You have two paths from here. You can run the five-step process yourself on your existing draft. It takes time, but it works, and the order matters.

Or you can work with a production team that builds fact-checking into every manuscript. A multi-stage production process catches these errors at each phase instead of hoping a single editing pass finds them all. If you’d rather hand off the verification work, that’s what a manuscript production service handles.

Either way, the error types don’t change. The question is whether you want to run the process or have someone run it for you.

Sources

FAQ

Can AI fact-checking tools replace human verification for nonfiction books?

AI fact-checking tools are useful as a first pass, but they can’t replace human verification for book publication. Originality.ai reports that GPT-5 achieves roughly 87% accuracy on its automated checks. That means a 13% miss rate. For a 50,000-word nonfiction book with hundreds of claims, 13% is dozens of potential errors reaching print. Use automated tools to flag candidates for review, then verify every flagged claim against the original source yourself.

What are the most common AI errors in nonfiction manuscripts?

The five main types are wrong sources (crediting findings to the wrong researcher), mashed-up stories (merging separate events into one narrative), made-up numbers (generating fake statistics), outdated data (using stale figures), and missing fine print (omitting feature limitations). Wrong-source errors are the most frequent. Each type hides differently in your manuscript.

How do you check if AI made up a source or citation?

Search the cited source for the exact quote or finding. If it’s not there, the attribution is fabricated. AI often credits secondary blogs instead of original research, or invents plausible-sounding references that don’t exist in any source. The confidence of the language is not a signal of accuracy. The most authoritative-sounding citations are often the most fabricated.

Why does AI writing fail differently for nonfiction than fiction?

Fiction AI failures show up as flat characters and plot inconsistency. Nonfiction AI failures destroy credibility through fabricated citations, misattributed research, and composite events presented as real incidents. The damage hits the reader’s trust in the author’s expertise. A reader who catches one fabricated statistic stops trusting the rest.

How often does AI fabricate case studies in nonfiction books?

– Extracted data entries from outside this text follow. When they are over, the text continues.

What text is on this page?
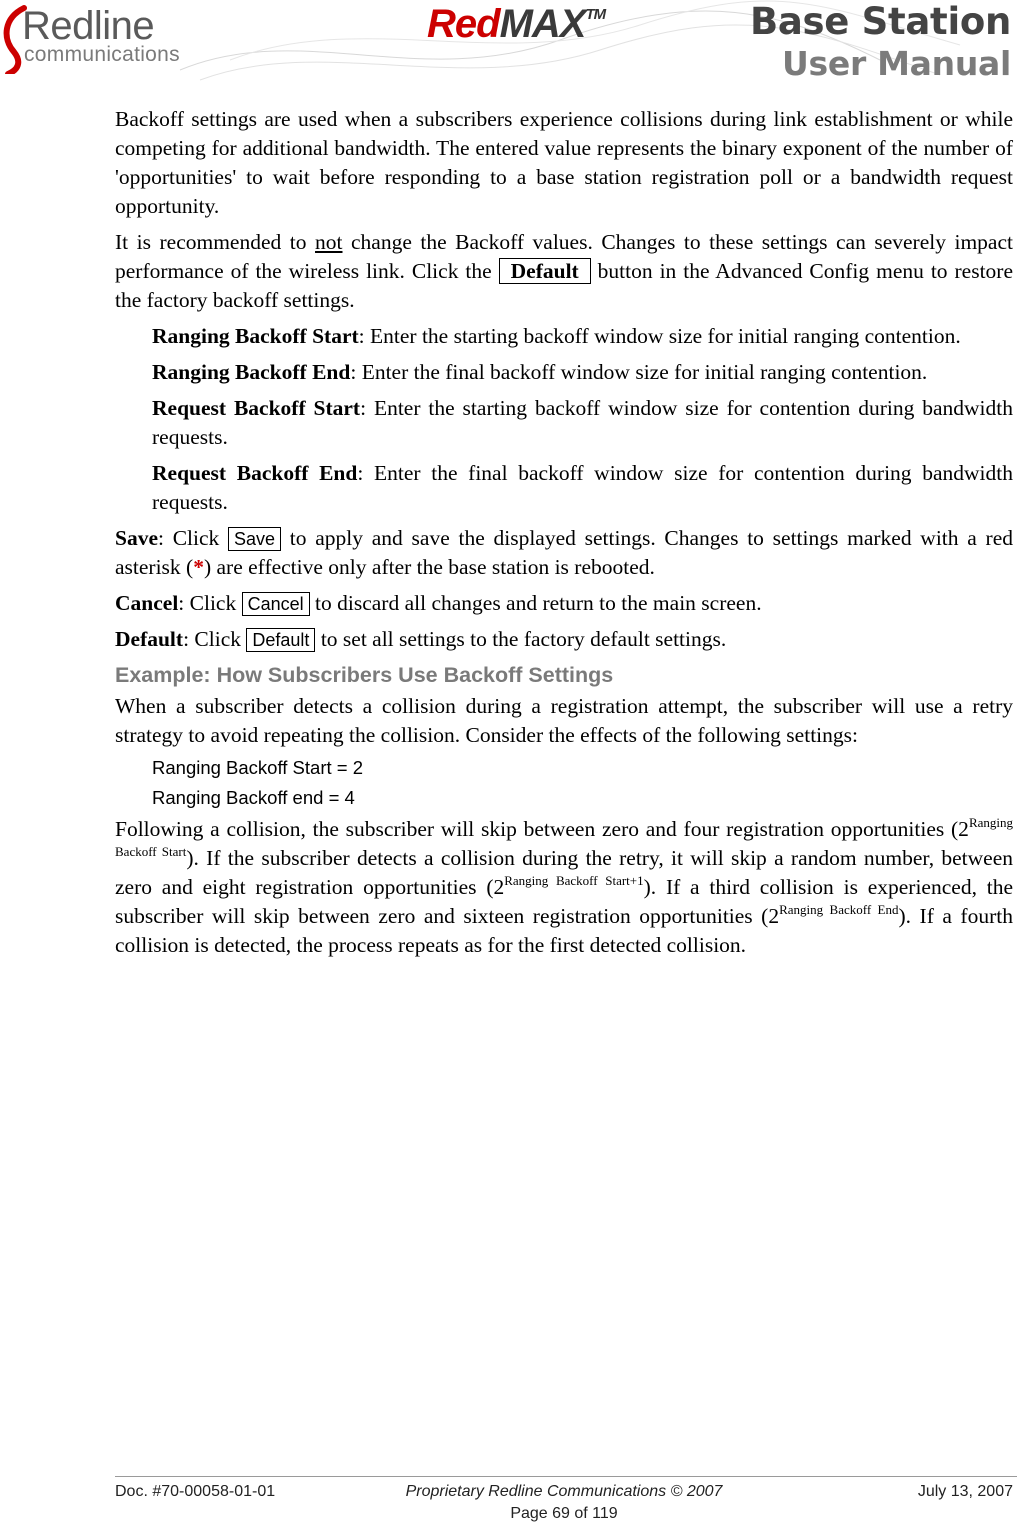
Redline
communications
RedMAX™	Base Station
User Manual

Backoff settings are used when a subscribers experience collisions during link establishment or while competing for additional bandwidth. The entered value represents the binary exponent of the number of 'opportunities' to wait before responding to a base station registration poll or a bandwidth request opportunity.

It is recommended to not change the Backoff values. Changes to these settings can severely impact performance of the wireless link. Click the Default button in the Advanced Config menu to restore the factory backoff settings.

Ranging Backoff Start: Enter the starting backoff window size for initial ranging contention.

Ranging Backoff End: Enter the final backoff window size for initial ranging contention.

Request Backoff Start: Enter the starting backoff window size for contention during bandwidth requests.

Request Backoff End: Enter the final backoff window size for contention during bandwidth requests.

Save: Click Save to apply and save the displayed settings. Changes to settings marked with a red asterisk (*) are effective only after the base station is rebooted.

Cancel: Click Cancel to discard all changes and return to the main screen.

Default: Click Default to set all settings to the factory default settings.

Example: How Subscribers Use Backoff Settings

When a subscriber detects a collision during a registration attempt, the subscriber will use a retry strategy to avoid repeating the collision. Consider the effects of the following settings:

Ranging Backoff Start = 2
Ranging Backoff end = 4

Following a collision, the subscriber will skip between zero and four registration opportunities $(2^{Ranging Backoff Start})$. If the subscriber detects a collision during the retry, it will skip a random number, between zero and eight registration opportunities $(2^{Ranging Backoff Start+1})$. If a third collision is experienced, the subscriber will skip between zero and sixteen registration opportunities $(2^{Ranging Backoff End})$. If a fourth collision is detected, the process repeats as for the first detected collision.

Doc. #70-00058-01-01	Proprietary Redline Communications © 2007	July 13, 2007
Page 69 of 119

Frequently enough that any case study with a named person, a named project, and three or more specific quantitative metrics should be independently verified. The more vivid and precise an AI-generated anecdote sounds, the more likely it’s fabricated. Real case studies have messy details. AI-generated ones have numbers that illustrate the teaching point too perfectly.

What should I fact-check first in an AI manuscript?

Start with attributed claims. Look for every sentence that credits a finding, quote, or statistic to a named source. These are the highest-risk items because wrong-source errors are the most common AI failure type in nonfiction. After source claims, move to numbers, then composite stories, then stale data, then missing caveats. That order catches the most errors in the least time.